Often touted as the punk-rock answer to This Is Spinal Tap, Bruce McDonald's mockumentary Hard Core Logo is a lot darker and more serious than Rob Reiner's heavy metal satire, and its mix of goofy humor and bleak character study doesn't always fit together smoothly. There aren't a whole lot of full-on laughs in the story of an influential but forgotten Canadian punk band getting together for a short reunion tour, but the low-key humor can be satisfying, especially when it's pointing out, as Spinal Tap did effectively, the disconnect between the band members' conception of their own importance and the reality.
It's easy to laugh at the delusional self-conceptions of Hard Core Logo frontman Joe Dick (Hugh Dillon) and guitarist Billy Tallent (Callum Keith Rennie), both of whom fancy themselves the main creative force behind the band and important musicians in their own right. But it's harder to buy into the deeper emotions that McDonald tries to sell, the pathos of these aging rockers whose potential windows of stardom have passed them by. The mockumentary format precludes showing the most raw, intimate moments, so when Joe takes drastic, violent action at the end of the movie, it seems to come out of nowhere just to provide a shock moment for the movie to end on.

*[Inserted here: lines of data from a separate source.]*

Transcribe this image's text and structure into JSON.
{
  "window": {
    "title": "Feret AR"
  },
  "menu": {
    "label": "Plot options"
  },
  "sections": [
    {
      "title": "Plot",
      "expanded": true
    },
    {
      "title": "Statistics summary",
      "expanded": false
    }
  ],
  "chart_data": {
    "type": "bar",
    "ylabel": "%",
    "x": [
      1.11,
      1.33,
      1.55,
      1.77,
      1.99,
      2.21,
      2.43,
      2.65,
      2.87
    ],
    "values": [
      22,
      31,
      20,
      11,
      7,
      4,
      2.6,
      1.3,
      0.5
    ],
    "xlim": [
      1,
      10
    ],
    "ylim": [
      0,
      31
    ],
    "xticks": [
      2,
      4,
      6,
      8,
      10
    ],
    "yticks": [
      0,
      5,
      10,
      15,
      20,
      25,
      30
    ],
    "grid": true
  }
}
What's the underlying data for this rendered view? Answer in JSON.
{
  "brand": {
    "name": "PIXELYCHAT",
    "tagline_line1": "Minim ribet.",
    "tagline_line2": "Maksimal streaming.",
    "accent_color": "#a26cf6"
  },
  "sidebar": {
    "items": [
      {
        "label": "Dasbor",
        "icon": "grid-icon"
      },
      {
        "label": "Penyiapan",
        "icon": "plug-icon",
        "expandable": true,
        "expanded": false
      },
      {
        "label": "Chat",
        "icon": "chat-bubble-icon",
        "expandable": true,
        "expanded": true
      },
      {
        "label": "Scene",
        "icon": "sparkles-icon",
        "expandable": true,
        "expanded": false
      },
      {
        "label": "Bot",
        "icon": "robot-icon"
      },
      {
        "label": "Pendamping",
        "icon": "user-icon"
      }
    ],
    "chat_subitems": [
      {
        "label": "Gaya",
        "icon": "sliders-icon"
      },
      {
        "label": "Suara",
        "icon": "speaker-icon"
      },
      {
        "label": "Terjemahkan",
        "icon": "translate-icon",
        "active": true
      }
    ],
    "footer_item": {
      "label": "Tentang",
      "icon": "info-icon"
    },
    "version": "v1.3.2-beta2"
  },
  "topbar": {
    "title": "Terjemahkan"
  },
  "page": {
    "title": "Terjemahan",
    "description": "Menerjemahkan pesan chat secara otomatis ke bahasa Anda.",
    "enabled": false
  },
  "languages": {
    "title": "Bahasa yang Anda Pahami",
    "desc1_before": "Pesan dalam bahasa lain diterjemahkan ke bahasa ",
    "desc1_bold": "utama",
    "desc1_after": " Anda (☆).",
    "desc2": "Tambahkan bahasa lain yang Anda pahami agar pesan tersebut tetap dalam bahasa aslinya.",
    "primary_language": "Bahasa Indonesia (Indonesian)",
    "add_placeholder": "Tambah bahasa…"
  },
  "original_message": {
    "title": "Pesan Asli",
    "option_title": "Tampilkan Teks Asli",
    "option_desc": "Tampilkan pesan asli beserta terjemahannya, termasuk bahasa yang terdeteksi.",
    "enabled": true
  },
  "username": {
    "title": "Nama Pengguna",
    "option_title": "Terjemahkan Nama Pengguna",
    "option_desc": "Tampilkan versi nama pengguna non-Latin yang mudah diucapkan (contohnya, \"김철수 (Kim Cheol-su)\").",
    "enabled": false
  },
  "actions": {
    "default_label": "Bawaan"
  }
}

The other two band members are even goofier than Joe and Billy, which makes their serious moments even less convincing. It can be fun to watch the antics of spacey bassist John Oxenberger (John Pyper-Ferguson) and dim-witted drummer Pipefitter (Bernie Coulson), but their subplots don't fit in as well with the overall narrative. John in particular ends up in such a dark place that his earlier comic-relief moments are sort of soured. The characters overall seem to hit rock bottom as the movie ends, kind of knocking the wind out of the comedy, although the final title cards bring things back to a more lighthearted place. It leaves things on a puzzling, unresolved note, which is strangely fitting for this odd little movie.